Agua.
Densa y dulce. Sentía sus extremidades mecerse al vaivén de las ondas.
A través de sus parpados podía notar la débil luz del sol que lograba atravesar la cristalina superficie.
No sabía con exactitud donde se encontraba, se negaba a abrir los ojos. Pero el sabor le decía de no se hallaba en el mar. No era salado, ni amargo, que te provocaba escupir. Tampoco en un río, ni arroyo, puesto que no sabía a tierra. Mucho menos a una piscina con su cloro.
Era como si alguien hubiera llenado un vaso mitad agua, mitad azúcar, y la hubiera arrojado en su interior.
Podía sentir como su propio peso iba jalándola hacia abajo, lentamente, al ritmo de su respiración. Con cada exhalación se hundía un poco más.
Podría nadar hasta la superficie tranquilamente, sacar la cabeza y respirar aire fresco. Podría. Pero no lo hacía.
Sus pulmones no se llenaban de agua. Había aire allá abajo. Aire que olía a musgo, a flores podridas, a algas… a demasiadas cosas; pero al menos era respirable. No sentía la necesidad de salir.
Sentía una serenidad indescriptible mientras su cuerpo seguía cayendo.
Sentía como con cada exhalación sus preocupaciones se iban, flotando hacia la superficie en pequeñas burbujas.
“¿Podría quedarme aquí para siempre?”
Una voz en el fondo de su cabeza le decía que no.
¿Por qué?
La voz no tenía una respuesta para eso.
¿Por qué?
¿Por qué?
¿Por qué?
Sentía que gritaba pero su boca permanecía cerrada igual que sus ojos.
¿Por qué?
¿Por qué no?
“Despierta”
Dos cuencas negras como el carbón, abriéndose paso a través de los molestos rayos del sol que entraban por la ventana.
En aquel lugar se sentía como el final del invierno mezclándose con la primavera. Aquí era pleno verano.
“¿Aquí?”
Se encontraba en una habitación modesta, blanca, un armario, un escritorio, y una mesilla junto a la cama. La ventana era en realidad una puerta corredera que daba a un diminuto balcón.
Hacía calor.
La ropa de dormir, blanca y suave, se pegaba a su cuerpo por el sudor; igual que el platinado cabello se pegaba a su cuello y espalda.
Demasiado calor.
Se fue incorporando lentamente en la cama, desplazando o tirando fuera de esta, a los pequeños seres que le hacían compañía al dormir.
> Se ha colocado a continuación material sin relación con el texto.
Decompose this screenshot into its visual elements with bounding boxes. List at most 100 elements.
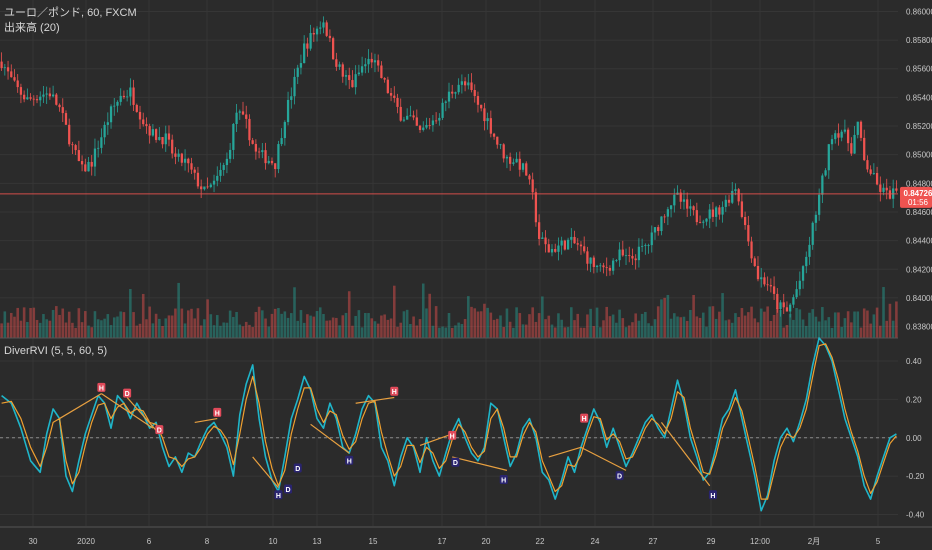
candle-body bbox=[389, 93, 393, 96]
candle-body bbox=[737, 189, 740, 202]
candle-body bbox=[747, 225, 750, 242]
time-tick-label: 27 bbox=[649, 537, 658, 546]
low-marker: H bbox=[345, 455, 354, 465]
candle-body bbox=[225, 158, 229, 166]
volume-bar bbox=[277, 308, 280, 338]
candle-body bbox=[805, 256, 808, 267]
volume-bar bbox=[325, 320, 328, 338]
low-marker: H bbox=[274, 490, 283, 500]
candle-body bbox=[682, 199, 686, 202]
low-marker: D bbox=[284, 484, 293, 494]
volume-bar bbox=[730, 322, 734, 338]
volume-bar bbox=[238, 324, 242, 338]
volume-bar bbox=[209, 314, 213, 338]
last-price-value: 0.84726 bbox=[904, 189, 932, 198]
volume-bar bbox=[640, 313, 644, 338]
candle-body bbox=[373, 60, 377, 63]
high-marker: H bbox=[213, 407, 222, 417]
volume-bar bbox=[750, 306, 753, 338]
candle-body bbox=[409, 115, 412, 117]
volume-bar bbox=[402, 311, 406, 338]
volume-bar bbox=[714, 318, 718, 338]
volume-bar bbox=[283, 311, 287, 338]
candle-body bbox=[84, 164, 87, 172]
volume-bar bbox=[769, 320, 773, 338]
candle-body bbox=[669, 205, 673, 210]
volume-bar bbox=[71, 322, 74, 338]
volume-bar bbox=[454, 325, 457, 338]
volume-bar bbox=[673, 313, 676, 338]
marker-badge bbox=[293, 463, 302, 473]
candle-body bbox=[396, 97, 399, 107]
volume-bar bbox=[254, 311, 258, 338]
time-tick-label: 24 bbox=[591, 537, 600, 546]
candle-body bbox=[557, 245, 560, 252]
volume-bar bbox=[215, 315, 219, 338]
candle-body bbox=[277, 144, 280, 170]
candle-body bbox=[29, 97, 32, 99]
candle-body bbox=[769, 285, 772, 287]
volume-bar bbox=[737, 317, 740, 338]
candle-body bbox=[406, 115, 409, 120]
volume-bar bbox=[560, 319, 563, 338]
divergence-line bbox=[419, 433, 453, 446]
candle-body bbox=[814, 214, 818, 223]
volume-bar bbox=[135, 325, 139, 338]
high-marker: D bbox=[123, 388, 132, 398]
volume-bar bbox=[293, 287, 296, 338]
candle-body bbox=[586, 251, 589, 264]
volume-bar bbox=[804, 325, 808, 338]
candle-body bbox=[13, 77, 16, 81]
volume-bar bbox=[273, 308, 277, 338]
volume-bar bbox=[727, 319, 731, 338]
volume-bar bbox=[225, 322, 229, 338]
candle-body bbox=[35, 99, 39, 101]
candle-body bbox=[566, 239, 570, 250]
volume-bar bbox=[222, 322, 225, 338]
volume-bar bbox=[747, 312, 750, 338]
volume-bar bbox=[846, 311, 850, 338]
marker-label: H bbox=[450, 433, 455, 440]
marker-label: H bbox=[276, 493, 281, 500]
volume-bar bbox=[695, 316, 699, 338]
volume-bar bbox=[257, 306, 261, 338]
volume-bar bbox=[119, 311, 122, 338]
candle-body bbox=[618, 249, 621, 261]
candle-body bbox=[660, 216, 663, 232]
volume-bar bbox=[499, 315, 502, 338]
candle-body bbox=[650, 232, 653, 246]
candle-body bbox=[377, 60, 380, 66]
time-tick-label: 29 bbox=[707, 537, 716, 546]
volume-bar bbox=[824, 320, 827, 338]
volume-bar bbox=[106, 314, 110, 338]
volume-bar bbox=[35, 319, 39, 338]
volume-bar bbox=[821, 307, 824, 338]
candle-body bbox=[463, 81, 467, 86]
candle-body bbox=[753, 258, 756, 266]
volume-bar bbox=[692, 295, 695, 338]
volume-bar bbox=[557, 313, 560, 338]
candle-body bbox=[811, 222, 814, 245]
candle-body bbox=[328, 35, 332, 39]
high-marker: H bbox=[580, 413, 589, 423]
volume-bar bbox=[486, 307, 489, 338]
volume-bar bbox=[331, 317, 335, 338]
volume-bar bbox=[869, 323, 872, 338]
candle-body bbox=[441, 102, 444, 118]
marker-label: D bbox=[295, 466, 300, 473]
volume-bar bbox=[55, 306, 58, 338]
candle-body bbox=[583, 246, 586, 252]
volume-bar bbox=[264, 318, 267, 338]
volume-bar bbox=[154, 313, 158, 338]
candle-body bbox=[505, 156, 509, 159]
volume-bar bbox=[26, 321, 29, 338]
volume-bar bbox=[13, 316, 16, 338]
volume-bar bbox=[399, 322, 403, 338]
candle-body bbox=[702, 221, 705, 223]
time-axis[interactable]: 30 2020 6 8 10 13 15 17 20 22 24 27 29 12:00 2月 5 bbox=[0, 526, 932, 546]
volume-bar bbox=[42, 314, 45, 338]
volume-bar bbox=[286, 317, 290, 338]
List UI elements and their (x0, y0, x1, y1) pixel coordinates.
Atajo a una que estaba a punto de caer, la subió hasta su rostro y soplo ligeramente sobre ella. La pequeña criatura restregó su diminuta cara contra su mejilla, para posteriormente desaparecer en una llamarada azul. Dejándole la punta de los dedos ligeramente quemadas.
El resto de sus invitados huyo atravesando la puerta del balcón.
Observo la vacía habitación antes de desplomarse de nueva cuenta sobre la cama.
¿Cuánto más podría continuar así?
¿Por qué había tenido que tomar esa decisión?
“Ya no tiene caso lamentarse”.
Un par de golpes llamaron a la puerta en el momento en el que sus ojos volvían a cerrarse.
Se levanto con pesadez de la cama, y se dirigió a la puerta con una muda de ropa limpia materializándose en su mano.
Al abrir se encontró a una joven, tal vez menor que ella, al menos en apariencia. Largo cabello rubio, vestido negro y delantal blanco. Una de las sirvientas. Delailah.
Le sonrió cálidamente, realizando una pequeña reverencia.
Inclino la cabeza a modo de saludo. Se deslizo por un costado en dirección al oeste del caserón.
No necesitaba que Delailah le guiara hasta allá. No importa que tanto cambiara aquella edificación con cada estación. Había estado yendo durante años, tal vez durante décadas. Conocía cada patrón de cambio, cada pequeña anomalía quedaba registrada para ella.
Entro al baño con el vapor del agua de la tina golpeándole en el rostro. En el agua flotaban ya hierbas y raíces medicinales. Ya la habían preparado para ella.